Ta informacja została podana przez Dialog, raporty Ura-inform.
Rosja nadal psuje sytuację w Mołdawii. W szczególności Kreml kontynuuje przygotowania do prorosyjskiego buntu w kraju, w którym, jak ostrzega zachodni wywiad, w niedalekiej przyszłości może dojść do próby antypaństwowego zamachu stanu.
Donosi się, że dziś 12 marca siły prorosyjskie zaczęły zabierać ludzi na kolejny wiec antyrządowy.
„Przywożą ich z całej Mołdawii, w tym z okupowanego Naddniestrza… To dziwne, ale co, w samym Kiszyniowie nie było wystarczająco dużo ludzi, aby zebrać wiec? Czy musiałeś ich sprowadzać z prorosyjskich enklaw? Policyjne autobusy z „protestującymi” zwalniają przy wjeździe do stolicy, ci z kolei blokują drogi. Nawiasem mówiąc, rzuca się w oczy ciekawe cięcie wiekowe. Wśród „protestujących” jest głównie kontyngent w wieku emerytalnym, ale są też osoby o sportowym wyglądzie” – donoszą media.
Ponadto straż graniczna Mołdawii zatrzymała dziś jednego „Wagnerowski” na lotnisku w Kiszyniowie zaraz po przylocie. Z jakiego kraju poleciał do Mołdawii — nie jest to zgłaszane, ale straż graniczna zawróciła go i odesłała.
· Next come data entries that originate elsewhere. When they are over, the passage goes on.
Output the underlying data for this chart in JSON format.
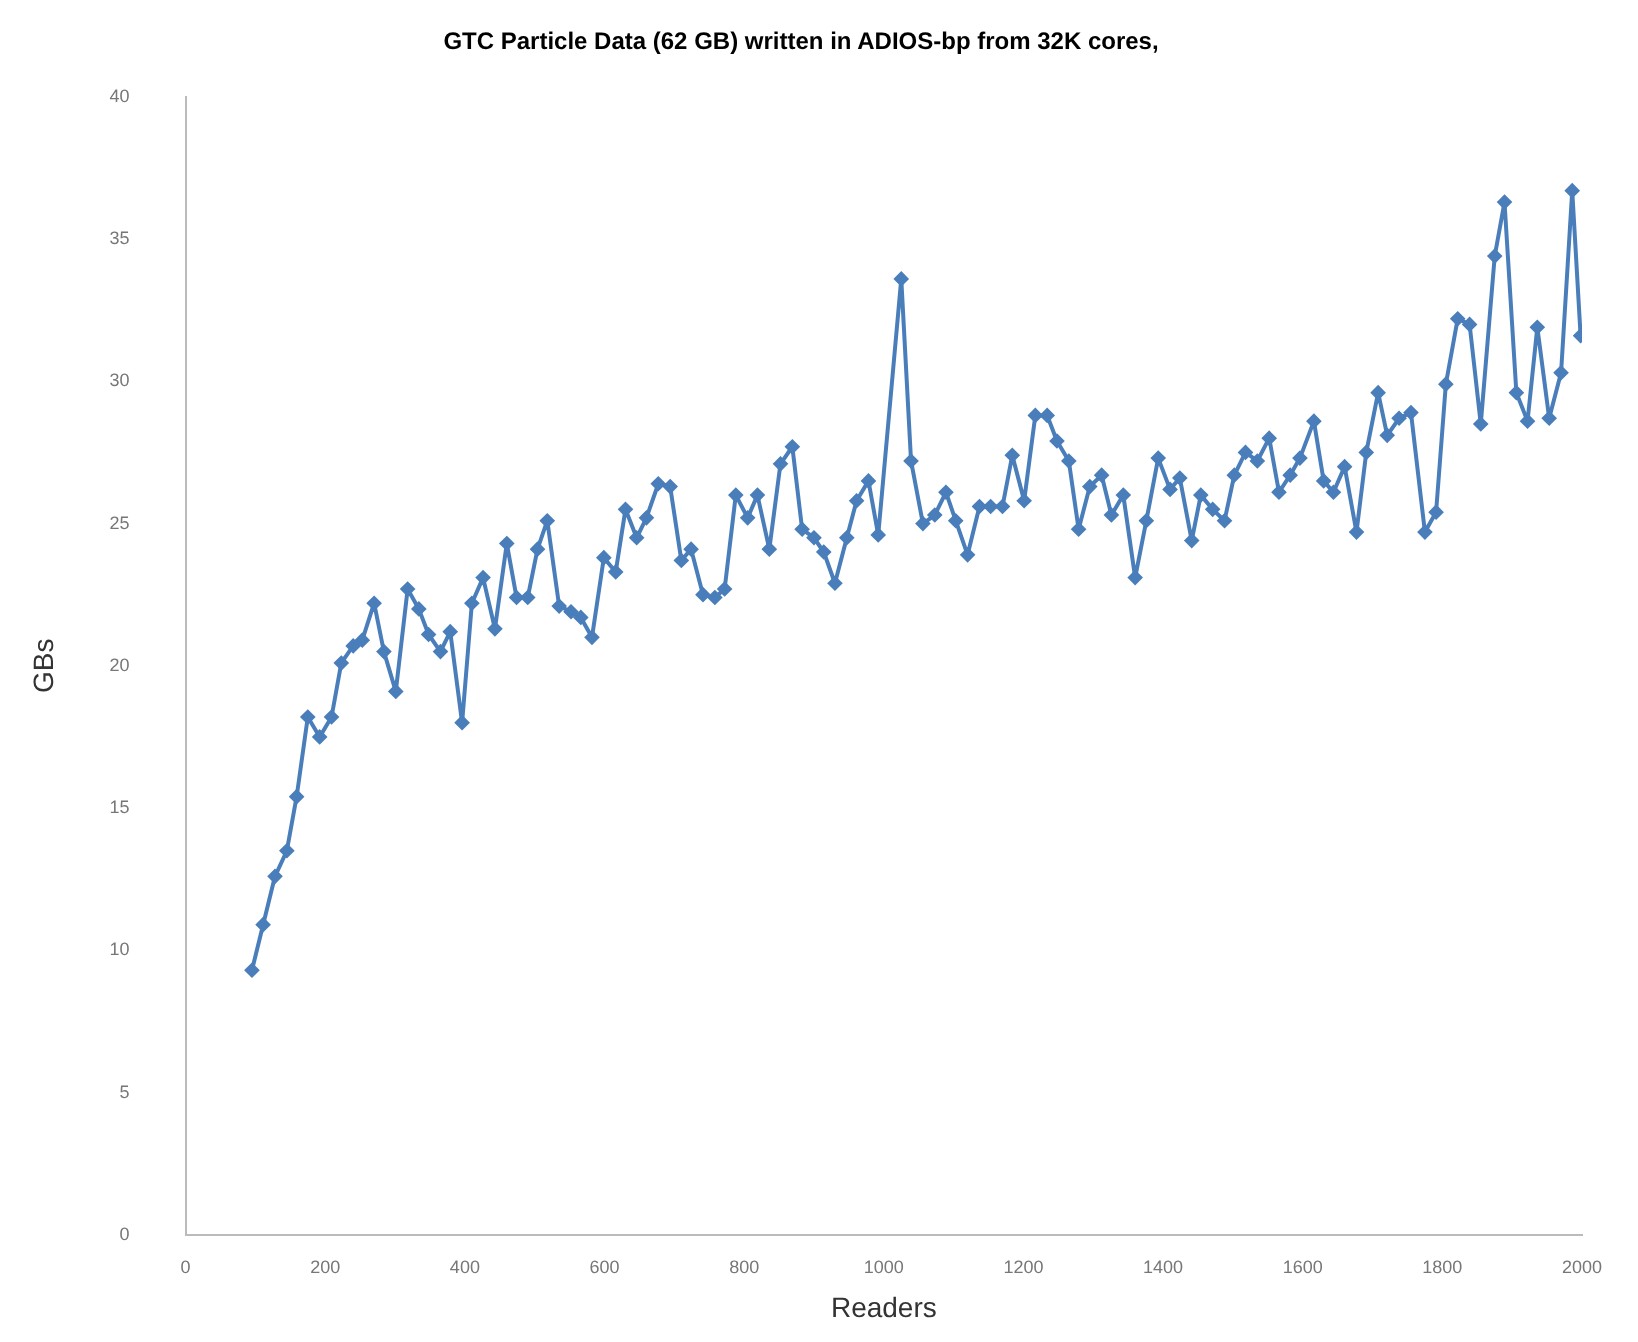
{
  "chart_data": {
    "type": "line",
    "title": "GTC Particle Data (62 GB) written in ADIOS-bp from 32K cores,",
    "xlabel": "Readers",
    "ylabel": "GBs",
    "x": [
      95,
      111,
      128,
      145,
      159,
      175,
      192,
      209,
      223,
      240,
      253,
      270,
      284,
      301,
      318,
      334,
      348,
      365,
      379,
      396,
      410,
      426,
      443,
      460,
      474,
      490,
      504,
      518,
      535,
      552,
      566,
      582,
      599,
      616,
      630,
      646,
      660,
      677,
      694,
      710,
      724,
      741,
      758,
      772,
      788,
      805,
      819,
      836,
      852,
      869,
      883,
      900,
      914,
      930,
      947,
      961,
      978,
      992,
      1025,
      1039,
      1056,
      1073,
      1089,
      1103,
      1120,
      1137,
      1153,
      1170,
      1184,
      1201,
      1217,
      1234,
      1248,
      1265,
      1279,
      1295,
      1312,
      1326,
      1343,
      1360,
      1376,
      1393,
      1410,
      1424,
      1441,
      1454,
      1471,
      1488,
      1502,
      1518,
      1535,
      1552,
      1566,
      1582,
      1596,
      1616,
      1630,
      1644,
      1660,
      1677,
      1691,
      1708,
      1721,
      1738,
      1755,
      1775,
      1791,
      1805,
      1822,
      1839,
      1855,
      1875,
      1889,
      1906,
      1922,
      1936,
      1953,
      1970,
      1986,
      1998
    ],
    "series": [
      {
        "color": "#4a7ebb",
        "values": [
          9.3,
          10.9,
          12.6,
          13.5,
          15.4,
          18.2,
          17.5,
          18.2,
          20.1,
          20.7,
          20.9,
          22.2,
          20.5,
          19.1,
          22.7,
          22.0,
          21.1,
          20.5,
          21.2,
          18.0,
          22.2,
          23.1,
          21.3,
          24.3,
          22.4,
          22.4,
          24.1,
          25.1,
          22.1,
          21.9,
          21.7,
          21.0,
          23.8,
          23.3,
          25.5,
          24.5,
          25.2,
          26.4,
          26.3,
          23.7,
          24.1,
          22.5,
          22.4,
          22.7,
          26.0,
          25.2,
          26.0,
          24.1,
          27.1,
          27.7,
          24.8,
          24.5,
          24.0,
          22.9,
          24.5,
          25.8,
          26.5,
          24.6,
          33.6,
          27.2,
          25.0,
          25.3,
          26.1,
          25.1,
          23.9,
          25.6,
          25.6,
          25.6,
          27.4,
          25.8,
          28.8,
          28.8,
          27.9,
          27.2,
          24.8,
          26.3,
          26.7,
          25.3,
          26.0,
          23.1,
          25.1,
          27.3,
          26.2,
          26.6,
          24.4,
          26.0,
          25.5,
          25.1,
          26.7,
          27.5,
          27.2,
          28.0,
          26.1,
          26.7,
          27.3,
          28.6,
          26.5,
          26.1,
          27.0,
          24.7,
          27.5,
          29.6,
          28.1,
          28.7,
          28.9,
          24.7,
          25.4,
          29.9,
          32.2,
          32.0,
          28.5,
          34.4,
          36.3,
          29.6,
          28.6,
          31.9,
          28.7,
          30.3,
          36.7,
          31.6
        ]
      }
    ],
    "xlim": [
      0,
      2000
    ],
    "xticks": [
      0,
      200,
      400,
      600,
      800,
      1000,
      1200,
      1400,
      1600,
      1800,
      2000
    ],
    "ylim": [
      0,
      40
    ],
    "yticks": [
      0,
      5,
      10,
      15,
      20,
      25,
      30,
      35,
      40
    ],
    "grid": false,
    "legend": false,
    "marker": "diamond",
    "line_style": "solid"
  }
}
Odnotowuje się, że Federacja Rosyjska mogła wyszkolić dużą liczbę bojowników, którzy w ciągu ostatnich miesięcy mogli zostać potajemnie sprowadzeni do Mołdawii za aktywne działania wojenne w celu obalenia lokalnego rządu.< /p> Przypomnijmy, wcześniej informowano, że interesujące nowe podręczniki znaleziono w armii Federacji Rosyjskiej: Szojgu „łączy” Prigożyna (zdjęcie).